The second argument should point to the file which contains the Zenodo metadata as described above.

Publishing the data at the upload time

By default the data will be upload on the data repository but they will not be published. You can ask datalight to do it using the argument publish=True:

$ python main.py file_to_upload.txt metadata.yaml publish=True

In this example file_to_upload.txt will be uploaded with the information found in the metadata.yaml and the record will be published on the Zenodo.

Warning

data which have been published cannot be removed. They will be present forever on the data repository.
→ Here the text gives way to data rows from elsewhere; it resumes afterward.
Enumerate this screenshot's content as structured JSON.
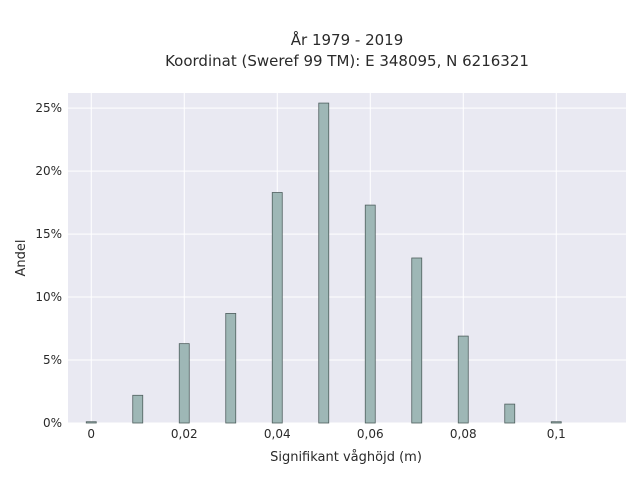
{
  "chart_data": {
    "type": "bar",
    "title": [
      "År 1979 - 2019",
      "Koordinat (Sweref 99 TM): E 348095, N 6216321"
    ],
    "xlabel": "Signifikant våghöjd (m)",
    "ylabel": "Andel",
    "x": [
      0,
      0.01,
      0.02,
      0.03,
      0.04,
      0.05,
      0.06,
      0.07,
      0.08,
      0.09,
      0.1
    ],
    "values": [
      0.1,
      2.2,
      6.3,
      8.7,
      18.3,
      25.4,
      17.3,
      13.1,
      6.9,
      1.5,
      0.1
    ],
    "value_unit": "%",
    "x_ticks": [
      0,
      0.02,
      0.04,
      0.06,
      0.08,
      0.1
    ],
    "x_tick_labels": [
      "0",
      "0,02",
      "0,04",
      "0,06",
      "0,08",
      "0,1"
    ],
    "y_ticks": [
      0,
      5,
      10,
      15,
      20,
      25
    ],
    "y_tick_labels": [
      "0%",
      "5%",
      "10%",
      "15%",
      "20%",
      "25%"
    ],
    "xlim": [
      -0.005,
      0.115
    ],
    "ylim": [
      0,
      26.2
    ],
    "grid": true,
    "colors": {
      "plot_background": "#e9e9f2",
      "grid": "#ffffff",
      "bar_fill": "#9eb7b6",
      "bar_edge": "#4f5f5e"
    }
  }
}
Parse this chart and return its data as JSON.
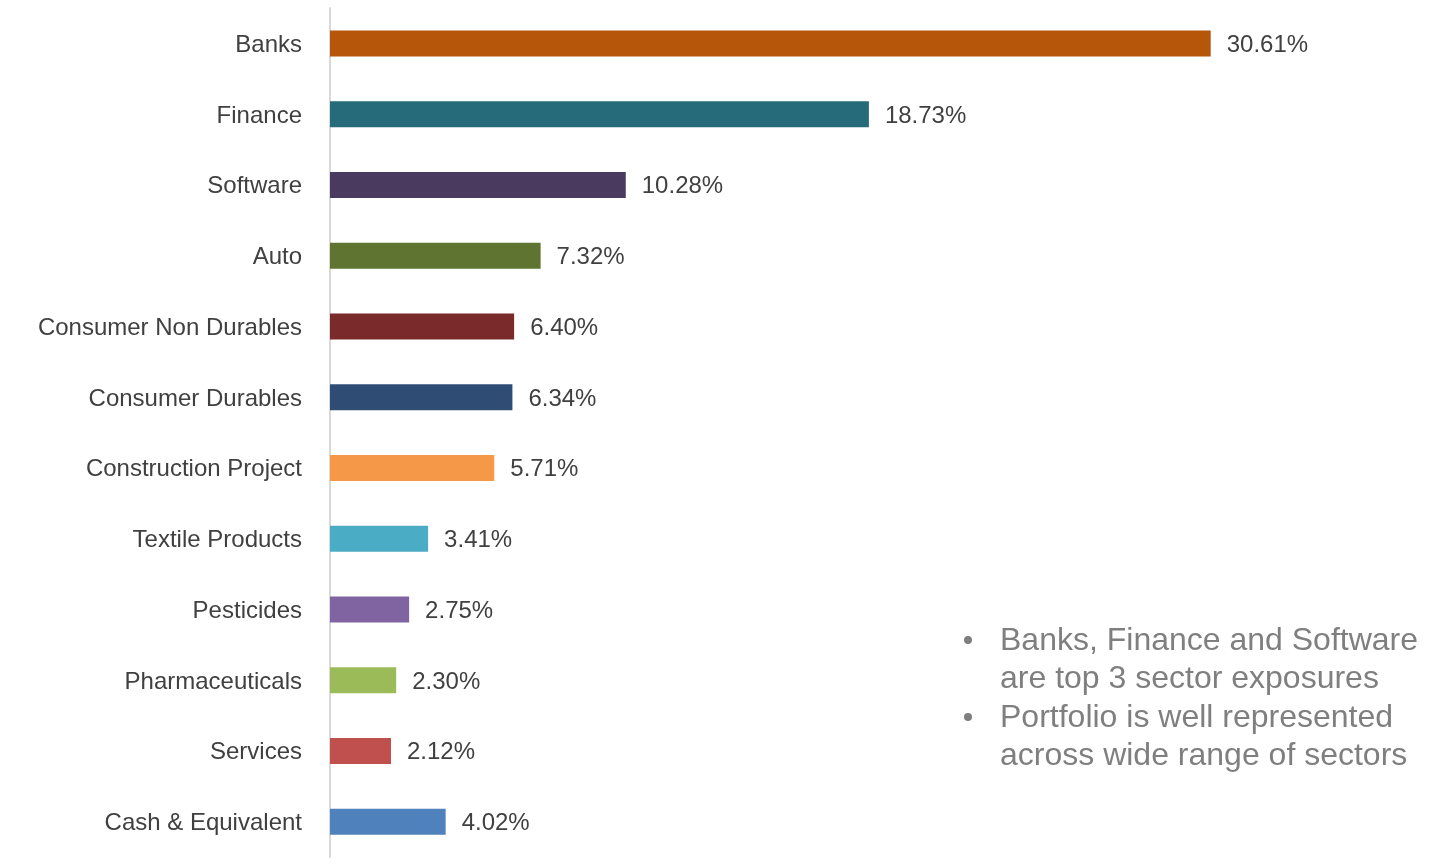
{
  "chart_data": {
    "type": "bar",
    "orientation": "horizontal",
    "categories": [
      "Banks",
      "Finance",
      "Software",
      "Auto",
      "Consumer Non Durables",
      "Consumer Durables",
      "Construction Project",
      "Textile Products",
      "Pesticides",
      "Pharmaceuticals",
      "Services",
      "Cash & Equivalent"
    ],
    "values": [
      30.61,
      18.73,
      10.28,
      7.32,
      6.4,
      6.34,
      5.71,
      3.41,
      2.75,
      2.3,
      2.12,
      4.02
    ],
    "value_labels": [
      "30.61%",
      "18.73%",
      "10.28%",
      "7.32%",
      "6.40%",
      "6.34%",
      "5.71%",
      "3.41%",
      "2.75%",
      "2.30%",
      "2.12%",
      "4.02%"
    ],
    "colors": [
      "#b5560b",
      "#266b7a",
      "#4b3a60",
      "#5f7430",
      "#7a2a2a",
      "#2e4c74",
      "#f59847",
      "#4bacc6",
      "#8064a2",
      "#9bbb59",
      "#c0504d",
      "#4f81bd"
    ],
    "annotations": [
      "Banks, Finance and Software are top 3 sector exposures",
      "Portfolio is well represented across wide range of sectors"
    ],
    "grid": false
  }
}
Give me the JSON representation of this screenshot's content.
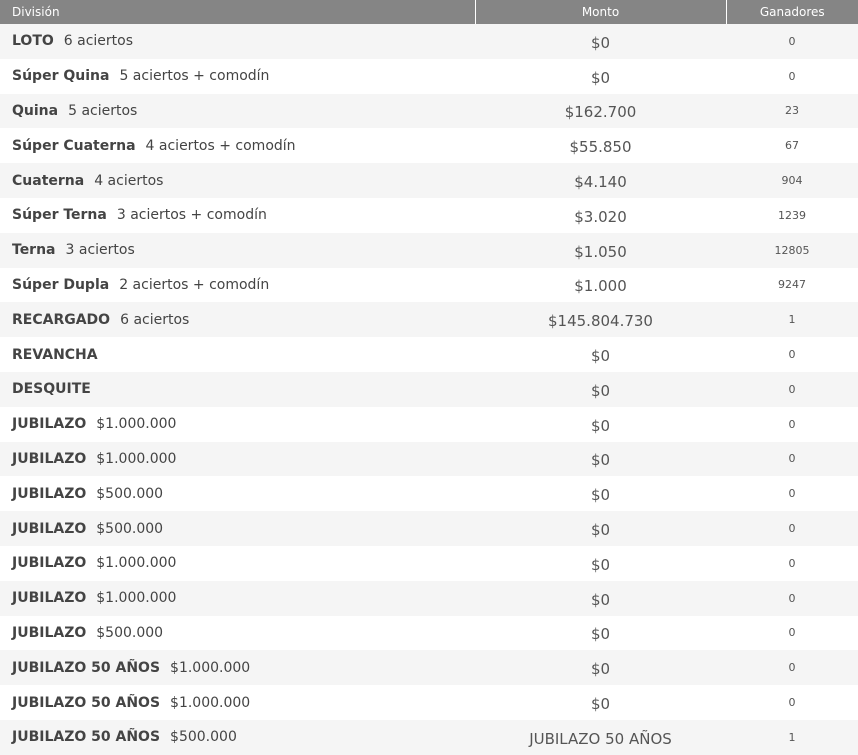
{
  "header": {
    "division": "División",
    "monto": "Monto",
    "ganadores": "Ganadores"
  },
  "rows": [
    {
      "name": "LOTO",
      "detail": "6 aciertos",
      "monto": "$0",
      "ganadores": "0"
    },
    {
      "name": "Súper Quina",
      "detail": "5 aciertos + comodín",
      "monto": "$0",
      "ganadores": "0"
    },
    {
      "name": "Quina",
      "detail": "5 aciertos",
      "monto": "$162.700",
      "ganadores": "23"
    },
    {
      "name": "Súper Cuaterna",
      "detail": "4 aciertos + comodín",
      "monto": "$55.850",
      "ganadores": "67"
    },
    {
      "name": "Cuaterna",
      "detail": "4 aciertos",
      "monto": "$4.140",
      "ganadores": "904"
    },
    {
      "name": "Súper Terna",
      "detail": "3 aciertos + comodín",
      "monto": "$3.020",
      "ganadores": "1239"
    },
    {
      "name": "Terna",
      "detail": "3 aciertos",
      "monto": "$1.050",
      "ganadores": "12805"
    },
    {
      "name": "Súper Dupla",
      "detail": "2 aciertos + comodín",
      "monto": "$1.000",
      "ganadores": "9247"
    },
    {
      "name": "RECARGADO",
      "detail": "6 aciertos",
      "monto": "$145.804.730",
      "ganadores": "1"
    },
    {
      "name": "REVANCHA",
      "detail": "",
      "monto": "$0",
      "ganadores": "0"
    },
    {
      "name": "DESQUITE",
      "detail": "",
      "monto": "$0",
      "ganadores": "0"
    },
    {
      "name": "JUBILAZO",
      "detail": "$1.000.000",
      "monto": "$0",
      "ganadores": "0"
    },
    {
      "name": "JUBILAZO",
      "detail": "$1.000.000",
      "monto": "$0",
      "ganadores": "0"
    },
    {
      "name": "JUBILAZO",
      "detail": "$500.000",
      "monto": "$0",
      "ganadores": "0"
    },
    {
      "name": "JUBILAZO",
      "detail": "$500.000",
      "monto": "$0",
      "ganadores": "0"
    },
    {
      "name": "JUBILAZO",
      "detail": "$1.000.000",
      "monto": "$0",
      "ganadores": "0"
    },
    {
      "name": "JUBILAZO",
      "detail": "$1.000.000",
      "monto": "$0",
      "ganadores": "0"
    },
    {
      "name": "JUBILAZO",
      "detail": "$500.000",
      "monto": "$0",
      "ganadores": "0"
    },
    {
      "name": "JUBILAZO 50 AÑOS",
      "detail": "$1.000.000",
      "monto": "$0",
      "ganadores": "0"
    },
    {
      "name": "JUBILAZO 50 AÑOS",
      "detail": "$1.000.000",
      "monto": "$0",
      "ganadores": "0"
    },
    {
      "name": "JUBILAZO 50 AÑOS",
      "detail": "$500.000",
      "monto": "JUBILAZO 50 AÑOS",
      "ganadores": "1"
    }
  ]
}
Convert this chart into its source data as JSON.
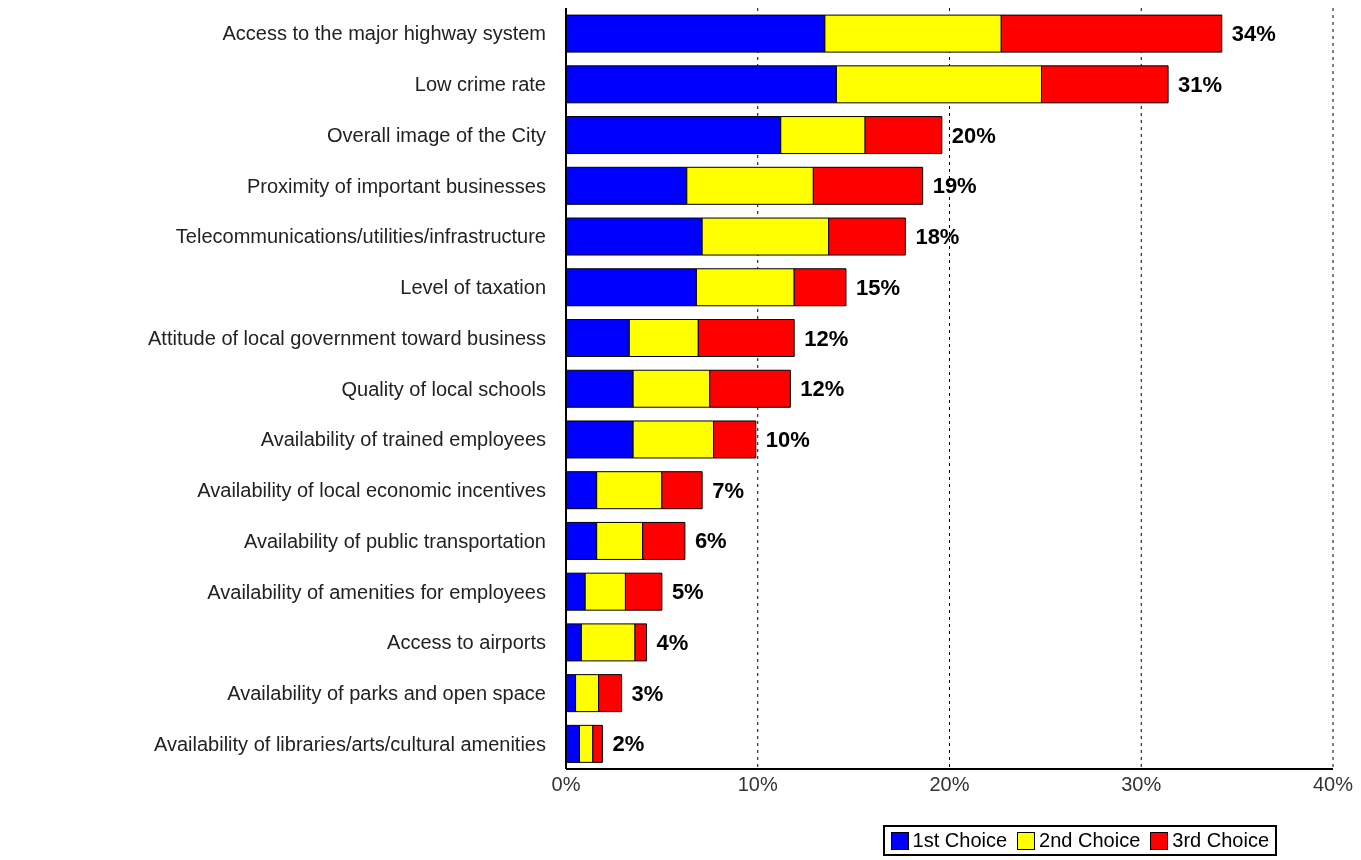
{
  "chart_data": {
    "type": "bar",
    "orientation": "horizontal",
    "stacked": true,
    "categories": [
      "Access to the major highway system",
      "Low crime rate",
      "Overall image of the City",
      "Proximity of important businesses",
      "Telecommunications/utilities/infrastructure",
      "Level of taxation",
      "Attitude of local government toward business",
      "Quality of local schools",
      "Availability of trained employees",
      "Availability of local economic incentives",
      "Availability of public transportation",
      "Availability of amenities for employees",
      "Access to airports",
      "Availability of parks and open space",
      "Availability of libraries/arts/cultural amenities"
    ],
    "series": [
      {
        "name": "1st Choice",
        "color": "#0000ff",
        "values": [
          13.5,
          14.1,
          11.2,
          6.3,
          7.1,
          6.8,
          3.3,
          3.5,
          3.5,
          1.6,
          1.6,
          1.0,
          0.8,
          0.5,
          0.7
        ]
      },
      {
        "name": "2nd Choice",
        "color": "#ffff00",
        "values": [
          9.2,
          10.7,
          4.4,
          6.6,
          6.6,
          5.1,
          3.6,
          4.0,
          4.2,
          3.4,
          2.4,
          2.1,
          2.8,
          1.2,
          0.7
        ]
      },
      {
        "name": "3rd Choice",
        "color": "#ff0000",
        "values": [
          11.5,
          6.6,
          4.0,
          5.7,
          4.0,
          2.7,
          5.0,
          4.2,
          2.2,
          2.1,
          2.2,
          1.9,
          0.6,
          1.2,
          0.5
        ]
      }
    ],
    "totals": [
      "34%",
      "31%",
      "20%",
      "19%",
      "18%",
      "15%",
      "12%",
      "12%",
      "10%",
      "7%",
      "6%",
      "5%",
      "4%",
      "3%",
      "2%"
    ],
    "xlim": [
      0,
      40
    ],
    "xticks": [
      {
        "value": 0,
        "label": "0%"
      },
      {
        "value": 10,
        "label": "10%"
      },
      {
        "value": 20,
        "label": "20%"
      },
      {
        "value": 30,
        "label": "30%"
      },
      {
        "value": 40,
        "label": "40%"
      }
    ],
    "grid": "x",
    "line_style": "dotted",
    "legend": "bottom right"
  }
}
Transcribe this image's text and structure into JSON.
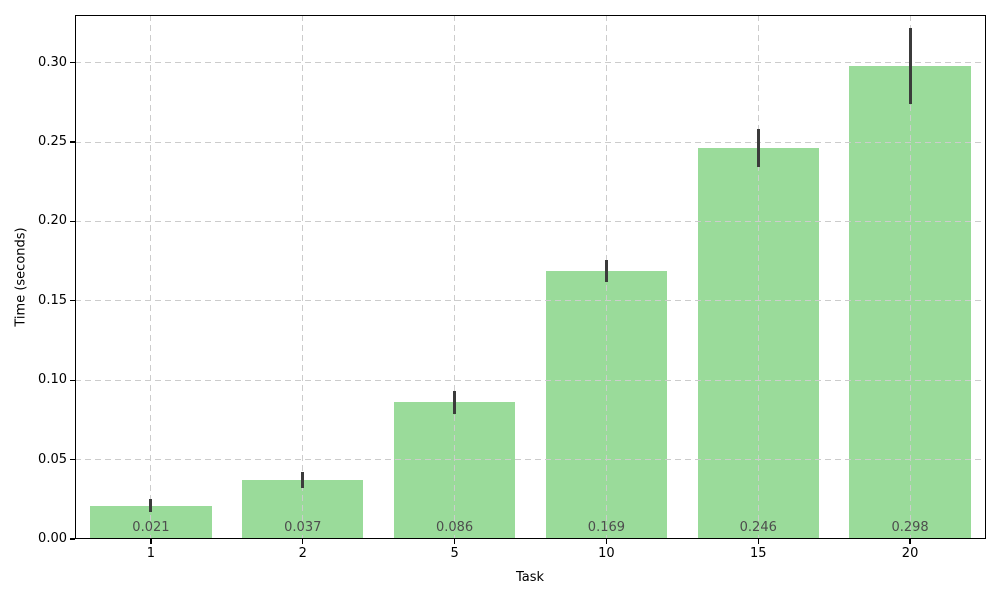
{
  "chart_data": {
    "type": "bar",
    "title": "",
    "xlabel": "Task",
    "ylabel": "Time (seconds)",
    "categories": [
      "1",
      "2",
      "5",
      "10",
      "15",
      "20"
    ],
    "values": [
      0.021,
      0.037,
      0.086,
      0.169,
      0.246,
      0.298
    ],
    "bar_labels": [
      "0.021",
      "0.037",
      "0.086",
      "0.169",
      "0.246",
      "0.298"
    ],
    "errors": [
      0.004,
      0.005,
      0.007,
      0.007,
      0.012,
      0.024
    ],
    "yticks": [
      0,
      0.05,
      0.1,
      0.15,
      0.2,
      0.25,
      0.3
    ],
    "ytick_labels": [
      "0.00",
      "0.05",
      "0.10",
      "0.15",
      "0.20",
      "0.25",
      "0.30"
    ],
    "ylim": [
      0,
      0.33
    ],
    "grid": "dashed-both-axes-over-bars",
    "legend": "none",
    "colors": {
      "bar": "#9adb9a",
      "error_bar": "#3b3b3b",
      "grid": "#cccccc",
      "bar_label_text": "#4d4d4d",
      "axis_text": "#000000",
      "background": "#ffffff"
    }
  }
}
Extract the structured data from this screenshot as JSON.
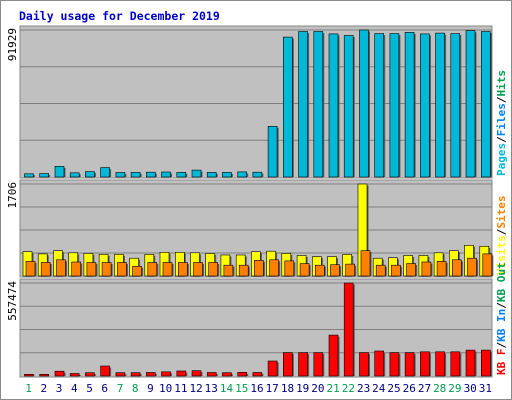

The finalisation of the data and the publication can also be done through the web interface on Zenodo. When you upload a file with datalight using your token it associates it with your account and so you can see it by logging in to Zenodo with your username and password.

Testing the upload

If you prefer to test the upload of your data, Zenodo provides a sandbox website. Tis is just like the real website except data is regularly deleted. As such you can use it for testing purposes. To upload data to the sandbox you need to use the sandbox=True argument:

$ python main.py file_to_upload.txt -m metadata.yaml sandbox=True

will upload (but not publish) the data on the sandbox website.

Warning

1. To be able to use the sandbox you need to create an account and get a token from: https://sandbox.zenodo.org. This is described in the .. _prerequisites: section of the documenation.

  1. Zenodo sandbox is sometimes unreliable and the tests can fail with an error 500. That does not necessarily mean that the upload didn’t work but that datalight did not get a valid resposne from the website.